STEWARDSHIP2025-05-14BY PRIYA PATEL

Incident report: Cost alert that arrived too late

A misconfigured cost alert let a runaway job spend much more than intended before we noticed. We describe what happened and how we changed our approach.

stewardshipcostincidentstelemetry

Summary

On May 14, 2025, a misconfigured batch job and a slow-to-fire cost alert combined to produce an unwelcome surprise.

A routine backfill that was supposed to:

run in off-peak hours
process a limited set of records
stay within a modest cost budget

instead:

ran longer than expected
touched more data than intended
generated infrastructure and third-party costs significantly above plan

The technical impact on users was minimal.

The impact on our cost budget was not.

We treated this as an incident because it revealed that our cost observability was not fast or detailed enough for certain classes of jobs.

Impact

Duration: several hours of unintended extra spend before we stopped the job.
User impact:
- none directly; the job ran on background infrastructure
- some minor contention with other jobs sharing the same resources
Internal impact:
- overspend beyond the planned budget for the month in one category
- time spent reconciling and explaining the spike

Timeline

All times local.

01:05 — Backfill job starts, expected to take ~60–90 minutes.
01:40 — Metrics show higher-than-expected throughput; no alerts are configured at this level for cost.
03:10 — Job is still running; resource usage is elevated but within capacity limits.
04:32 — A coarse-grained cost alert triggers, based on a %-over-baseline threshold aggregated at the daily level.
04:40 — On-call acknowledges the cost alert and correlates it with the long-running backfill.
04:52 — Job is paused and then terminated after verifying partial progress.
05:20 — Quick analysis estimates spend significantly above the initially approved range.
Later that day — Incident review scheduled to focus on cost observability and job configuration.

Root cause

The root cause was a mismatch between:

the speed at which the backfill could generate cost
the speed and granularity of our cost alerts

The job:

was configured with parameters that allowed it to process more data than originally planned
ran in a region and configuration that was more expensive per unit of work

Our cost alerts:

were tuned for slower-moving baseline shifts, not fast spikes from a single job
used daily aggregates and percentage thresholds that delayed notification

Contributing factors

Insufficient rate limits in the job framework.

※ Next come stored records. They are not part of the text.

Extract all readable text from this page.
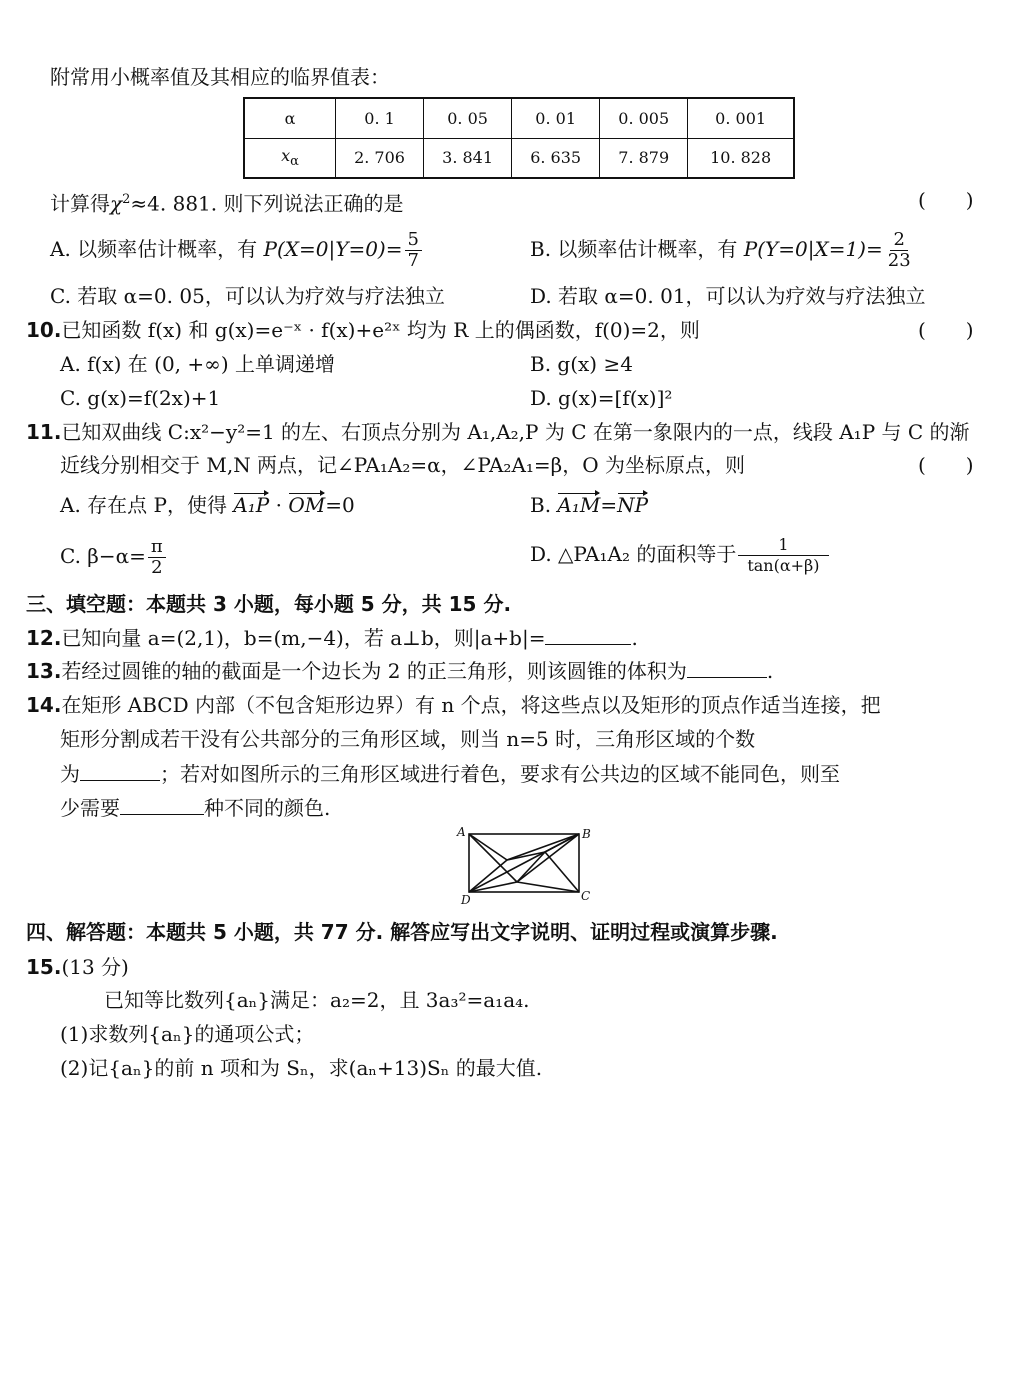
附常用小概率值及其相应的临界值表：
α	0. 1	0. 05	0. 01	0. 005	0. 001
$x_\alpha$	2. 706	3. 841	6. 635	7. 879	10. 828
计算得$\chi^2\approx 4$. 881. 则下列说法正确的是	(　　)
A. 以频率估计概率，有 $P(X=0|Y=0)= \frac{5}{7}$	B. 以频率估计概率，有 $P(Y=0|X=1)= \frac{2}{23}$
C. 若取 α=0. 05，可以认为疗效与疗法独立	D. 若取 α=0. 01，可以认为疗效与疗法独立
10.已知函数 f(x) 和 g(x)=e⁻ˣ · f(x)+e²ˣ 均为 R 上的偶函数，f(0)=2，则	(　　)
A. f(x) 在 (0, +∞) 上单调递增	B. g(x) ≥4
C. g(x)=f(2x)+1	D. g(x)=[f(x)]²
11.已知双曲线 C:x²−y²=1 的左、右顶点分别为 A₁,A₂,P 为 C 在第一象限内的一点，线段 A₁P 与 C 的渐
近线分别相交于 M,N 两点，记∠PA₁A₂=α，∠PA₂A₁=β，O 为坐标原点，则	(　　)
A. 存在点 P，使得 A₁P · OM=0	B. A₁M=NP
C. $\beta-\alpha= \frac{\pi}{2}$	D. △PA₁A₂ 的面积等于 $\frac{1}{\tan(\alpha+\beta)}$
三、填空题：本题共 3 小题，每小题 5 分，共 15 分.
12.已知向量 a=(2,1)，b=(m,−4)，若 a⊥b，则|a+b|=	.
13.若经过圆锥的轴的截面是一个边长为 2 的正三角形，则该圆锥的体积为	.
14.在矩形 ABCD 内部（不包含矩形边界）有 n 个点，将这些点以及矩形的顶点作适当连接，把
矩形分割成若干没有公共部分的三角形区域，则当 n=5 时，三角形区域的个数
为	；若对如图所示的三角形区域进行着色，要求有公共边的区域不能同色，则至
少需要	种不同的颜色.
A	B
C
D
四、解答题：本题共 5 小题，共 77 分. 解答应写出文字说明、证明过程或演算步骤.
15.(13 分)
已知等比数列{aₙ}满足：a₂=2，且 3a₃²=a₁a₄.
(1)求数列{aₙ}的通项公式；
(2)记{aₙ}的前 n 项和为 Sₙ，求(aₙ+13)Sₙ 的最大值.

The backfill framework was capable of respecting throughput budgets but was not configured to do so here.
Loose approval process for job parameters. The job’s configuration deviated from the original plan without a clear review.
Coarse cost telemetry. We had good monthly and daily visibility, but not enough near-real-time per-job cost signals.

What we changed

1. Introduce per-job cost budgets

We added the concept of a cost budget to our backfill framework:

jobs specify an expected cost range (or a proxy, like compute-hours or data processed)
the framework tracks progress against this budget
if a job exceeds its budget, it:
- slows down
- raises a specific alert

This doesn’t replace aggregate cost monitoring; it adds a job-level safety net.

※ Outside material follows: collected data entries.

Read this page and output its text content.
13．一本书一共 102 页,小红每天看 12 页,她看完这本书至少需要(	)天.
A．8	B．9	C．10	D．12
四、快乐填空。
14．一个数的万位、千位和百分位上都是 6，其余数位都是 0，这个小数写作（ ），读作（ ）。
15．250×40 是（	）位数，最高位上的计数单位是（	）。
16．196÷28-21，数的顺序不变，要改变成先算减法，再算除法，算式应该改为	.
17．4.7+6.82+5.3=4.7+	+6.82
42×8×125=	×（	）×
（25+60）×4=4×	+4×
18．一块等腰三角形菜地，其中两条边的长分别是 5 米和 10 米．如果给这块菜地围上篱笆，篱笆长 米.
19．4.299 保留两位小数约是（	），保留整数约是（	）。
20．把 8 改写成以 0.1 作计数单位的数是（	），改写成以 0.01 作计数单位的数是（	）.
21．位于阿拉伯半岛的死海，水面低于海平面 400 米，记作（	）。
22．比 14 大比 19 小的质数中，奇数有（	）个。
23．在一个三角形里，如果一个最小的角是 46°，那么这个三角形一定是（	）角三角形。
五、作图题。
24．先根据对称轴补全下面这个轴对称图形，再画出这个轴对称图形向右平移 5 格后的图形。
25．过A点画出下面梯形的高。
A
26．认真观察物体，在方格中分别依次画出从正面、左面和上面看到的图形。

2. Improve near-real-time cost signals

We worked with our infrastructure and billing tools to:

derive more timely cost proxies for certain workloads (e.g., storage operations, API calls)
expose these proxies as metrics and dashboards per job or per service

Alerts for high-risk jobs can now:

trigger on these proxies within an hour or less
complement slower, billing-based alerts

3. Tighten review for large jobs

We added a small checklist for jobs that:

run against large datasets
can generate significant external or internal costs

The checklist covers:

expected duration and cost
limits (time, data volume, budget)
monitoring and stop conditions

Jobs that don’t meet the checklist require changes or explicit approvals before running.

4. Make cost part of incident drills

Just as we run reliability drills, we started running small "cost drills":

simulate a misconfigured job in a lower environment
observe how quickly and clearly the signals appear
tune alerts and dashboards based on what we learn

Follow-ups

Completed

Added per-job budgets and alerts to the backfill framework.
Improved cost proxies and metrics for the relevant infrastructure components.
Updated job templates and checklists for high-cost operations.

Planned / in progress

Extend per-job budgets to more classes of batch work.
Integrate cost signals more deeply into planning and review for large projects.

Takeaways

Cost incidents can be as important to treat systematically as reliability incidents.
Jobs that can generate large costs quickly need their own budgets and alerts.
Coarse, daily cost alerts are useful but insufficient for high-intensity workloads.